Gemeenten krijgen teveel taken opgelegd door de rijksoverheid. Dat zijn taken in medebewind waarbij de rijksoverheid aangeeft wie het bevoegd gezag is, de raad of het college, om die taken uit te voeren. Nu de wethouder benoemingen achter de rug zijn in de meeste gemeenten, is het goed om het functioneren van de raad te verbeteren.

De kiezers vragen om verandering

Daarom brengt de VPPG de 7 voorstellen van Prof. Twan Tak in discussie!
Een of meerdere lokale groeperingen in een gemeente kunnen zich aanmelden voor deze bijzondere cursus via de VPPG-academie.

Voorstel 1
Het ‘regeerprogramma’ dient niet door het College, maar door de raad te worden vastgesteld. Daarbij dient zorgvuldig te worden gewaakt voor de valkuil van de landelijke politiek en dienen geen onaantastbare gedetailleerde akkoorden te worden vastgesteld. Volstaan dient te worden met de hoofdlijnen van het beleid, onder uitdrukkelijk voorbehoud van recht op bijstelling door de raad zelf; te allen tijde en op alle mogelijke onderdelen.

Voorstel 2
De gemeenteraden dienen hun eigen bevoegdheden in eigen hand te houden. Alle delegatiebeschikkingen horen te worden ingetrokken. Nimmer delegatie dus. Indien eigen uitvoering door de raad al te bezwaarlijk is, kan enkel sprake zijn van mandaat.

Voorstel 3
Wethouders dienen allen in vrije sollicitaties te worden gekozen. Het dagelijks bestuur staat onder de raad. Het wethouderschap wordt steeds verder geprofessionaliseerd. Dat is ook zo bedoeld onder een dualistisch systeem waarin het beleid een zaak is van de raad, maar het uitvoeren daarvan een zaak van professionals.

Voorstel 4
De raad dient te worden voorgezeten door een uit en door de raad zelf gekozen (vice-)voorzitter. De raad hoort in een duaal systeem de eigen positie als hoofd van de gemeente veilig te stellen en niet de leiding toe te vertrouwen aan de voorzitter (en mogelijk portefeuillehouder) van het college.
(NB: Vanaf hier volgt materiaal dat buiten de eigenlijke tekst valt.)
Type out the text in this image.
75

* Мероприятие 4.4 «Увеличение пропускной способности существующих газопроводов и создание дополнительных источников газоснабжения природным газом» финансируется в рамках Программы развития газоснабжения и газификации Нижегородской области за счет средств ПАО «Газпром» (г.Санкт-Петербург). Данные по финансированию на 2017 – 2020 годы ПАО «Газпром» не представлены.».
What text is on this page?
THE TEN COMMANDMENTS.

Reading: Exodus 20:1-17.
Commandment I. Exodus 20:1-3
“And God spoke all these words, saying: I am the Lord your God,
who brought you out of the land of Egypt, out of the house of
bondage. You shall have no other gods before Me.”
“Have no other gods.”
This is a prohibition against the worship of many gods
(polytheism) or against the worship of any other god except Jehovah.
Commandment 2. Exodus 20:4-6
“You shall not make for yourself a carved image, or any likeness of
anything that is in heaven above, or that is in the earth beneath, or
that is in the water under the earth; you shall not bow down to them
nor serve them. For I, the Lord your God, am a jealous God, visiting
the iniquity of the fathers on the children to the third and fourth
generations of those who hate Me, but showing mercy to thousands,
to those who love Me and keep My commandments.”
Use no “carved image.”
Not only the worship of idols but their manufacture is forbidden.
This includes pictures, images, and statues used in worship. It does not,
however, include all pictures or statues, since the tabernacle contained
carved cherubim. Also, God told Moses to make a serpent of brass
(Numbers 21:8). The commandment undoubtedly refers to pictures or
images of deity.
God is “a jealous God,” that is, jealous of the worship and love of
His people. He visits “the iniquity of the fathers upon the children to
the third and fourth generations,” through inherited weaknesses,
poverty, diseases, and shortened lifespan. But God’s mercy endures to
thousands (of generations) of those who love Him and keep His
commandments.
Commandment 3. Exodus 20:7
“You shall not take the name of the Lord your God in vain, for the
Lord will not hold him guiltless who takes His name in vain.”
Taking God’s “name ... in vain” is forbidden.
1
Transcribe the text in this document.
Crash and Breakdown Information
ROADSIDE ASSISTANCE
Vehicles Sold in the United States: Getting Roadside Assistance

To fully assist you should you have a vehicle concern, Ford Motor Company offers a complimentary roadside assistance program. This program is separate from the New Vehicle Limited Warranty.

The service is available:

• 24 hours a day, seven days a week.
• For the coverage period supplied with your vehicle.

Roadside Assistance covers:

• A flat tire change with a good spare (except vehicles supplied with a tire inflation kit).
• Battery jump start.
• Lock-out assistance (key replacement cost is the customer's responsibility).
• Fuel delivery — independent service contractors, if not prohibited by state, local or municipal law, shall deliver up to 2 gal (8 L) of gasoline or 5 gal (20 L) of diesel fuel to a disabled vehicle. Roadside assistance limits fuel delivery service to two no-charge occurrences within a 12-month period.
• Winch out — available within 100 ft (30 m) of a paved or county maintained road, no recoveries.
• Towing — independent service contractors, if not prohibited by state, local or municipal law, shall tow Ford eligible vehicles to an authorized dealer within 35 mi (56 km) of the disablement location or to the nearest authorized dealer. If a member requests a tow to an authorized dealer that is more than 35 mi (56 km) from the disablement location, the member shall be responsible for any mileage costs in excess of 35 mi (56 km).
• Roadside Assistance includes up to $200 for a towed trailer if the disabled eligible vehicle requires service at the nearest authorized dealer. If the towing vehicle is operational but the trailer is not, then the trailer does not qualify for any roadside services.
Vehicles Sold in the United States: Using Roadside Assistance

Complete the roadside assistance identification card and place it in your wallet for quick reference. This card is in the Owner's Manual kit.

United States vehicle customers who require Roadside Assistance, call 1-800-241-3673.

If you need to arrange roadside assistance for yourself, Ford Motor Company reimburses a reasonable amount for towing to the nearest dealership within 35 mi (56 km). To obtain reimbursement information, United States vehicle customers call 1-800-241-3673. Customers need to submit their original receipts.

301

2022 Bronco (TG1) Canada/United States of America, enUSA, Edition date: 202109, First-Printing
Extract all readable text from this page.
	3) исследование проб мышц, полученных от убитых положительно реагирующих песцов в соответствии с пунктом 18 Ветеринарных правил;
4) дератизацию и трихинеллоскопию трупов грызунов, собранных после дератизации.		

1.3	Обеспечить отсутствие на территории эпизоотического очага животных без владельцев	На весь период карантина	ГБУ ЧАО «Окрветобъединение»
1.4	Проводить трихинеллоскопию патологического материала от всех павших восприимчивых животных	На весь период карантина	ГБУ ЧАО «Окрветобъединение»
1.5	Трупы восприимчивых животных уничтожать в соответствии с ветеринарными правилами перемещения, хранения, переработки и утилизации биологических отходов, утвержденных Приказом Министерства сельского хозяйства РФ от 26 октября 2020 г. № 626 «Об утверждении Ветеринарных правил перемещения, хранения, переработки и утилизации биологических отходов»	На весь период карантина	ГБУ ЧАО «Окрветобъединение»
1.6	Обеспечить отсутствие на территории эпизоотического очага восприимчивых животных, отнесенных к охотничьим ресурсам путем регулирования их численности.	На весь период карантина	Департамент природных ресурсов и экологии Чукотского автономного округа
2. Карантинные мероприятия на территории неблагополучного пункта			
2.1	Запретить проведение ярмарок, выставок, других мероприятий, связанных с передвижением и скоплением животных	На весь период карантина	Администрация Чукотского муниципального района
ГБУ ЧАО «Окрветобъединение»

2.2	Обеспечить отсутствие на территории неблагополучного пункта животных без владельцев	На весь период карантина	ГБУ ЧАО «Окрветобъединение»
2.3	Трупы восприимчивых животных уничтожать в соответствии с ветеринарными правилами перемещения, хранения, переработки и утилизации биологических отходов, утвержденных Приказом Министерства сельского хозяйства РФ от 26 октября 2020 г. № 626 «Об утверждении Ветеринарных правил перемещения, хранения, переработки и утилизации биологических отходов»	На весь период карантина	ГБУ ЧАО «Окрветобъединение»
De raad dient de eigen beraadslaging veilig stellen. Geen sprake mag daarbij zijn van (grote) invloed van het college: de raad maakt eigen dienst en werkwijze uit; niet de wethouders.
Ook niet de burgemeester, want dat zou een onmogelijke spagaat en schizofrenie vereisen.

Voorstel 5
De raadsgriffier moet voor de gemeenteraad zijn wat de gemeentesecretaris is voor het college: hij/zij bepaalt de raadsagenda in overleg met de (vice-)voorzitter.

Voorstel 6
Raadsleden wonen persoonlijk alle inspraak bij.
De functie van mensvertegenwoordiger houdt in, dat de lijnen met de bevolking zo kort mogelijk zijn. Uit dien hoofde verdient het sterk te voorkeur dat raadsleden in de wijken spreekuur houden en dat zij anderszins steeds bereikbaar zijn voor de burgerij (bijvoorbeeld per e-mail). Zeker bij de geformaliseerde vormen van participatieve democratie, zoals bij inspraakprocedures, dienen de raadsleden er garant voor te staan dat deze geen fopspeen zijn, doordat een of meer raadsleden de discussies persoonlijk bijwonen en rapport uitbrengen aan de raad. Deze controleert vervolgens of de inspraak open was of alleen maar een verkoop van beleidsvoornemens.

Voorstel 7
Naast de algemene commissie voor bezwaar en beroep stelt de raad een eigen adviescommissie in voor bezwaarbehandelingen.
Die commissie moet zich vergewissen van de doelmatigheid van de in bezwaar bestreden besluiten, nu college en externe commissies enkel (formele) rechtmatigheidsaspecten plegen te behandelen.
Een van de belangrijkste taken van die eigen commissie bestaat uit het ten behoeve
van de raad becommentariëren van alle uitspraken van het college waarbij is afgeweken van het advies van de externe bezwarencommissie. Uitgangspunt daarbij behoort te zijn, dat zodanige afwijkingen in principe behoren te worden afgekeurd.


Rechtspositieregeling


Op grond van artikel 13 lid 1 Rechtspositie raads- en commissieleden is bepaald dat niet-partijpolitieke scholing vergoed wordt door de gemeente. Voorts verwijst het bestuur naar de brief van de voorzitter die deze maand verstuurd is (op 9 mei j.l.).
Op basis van het lidmaatschap van de hele fractie en commissieleden, kunnen bestuur en kandidaat raads- en commissieleden gratis deelnemen aan deze unieke en leerzame cursus.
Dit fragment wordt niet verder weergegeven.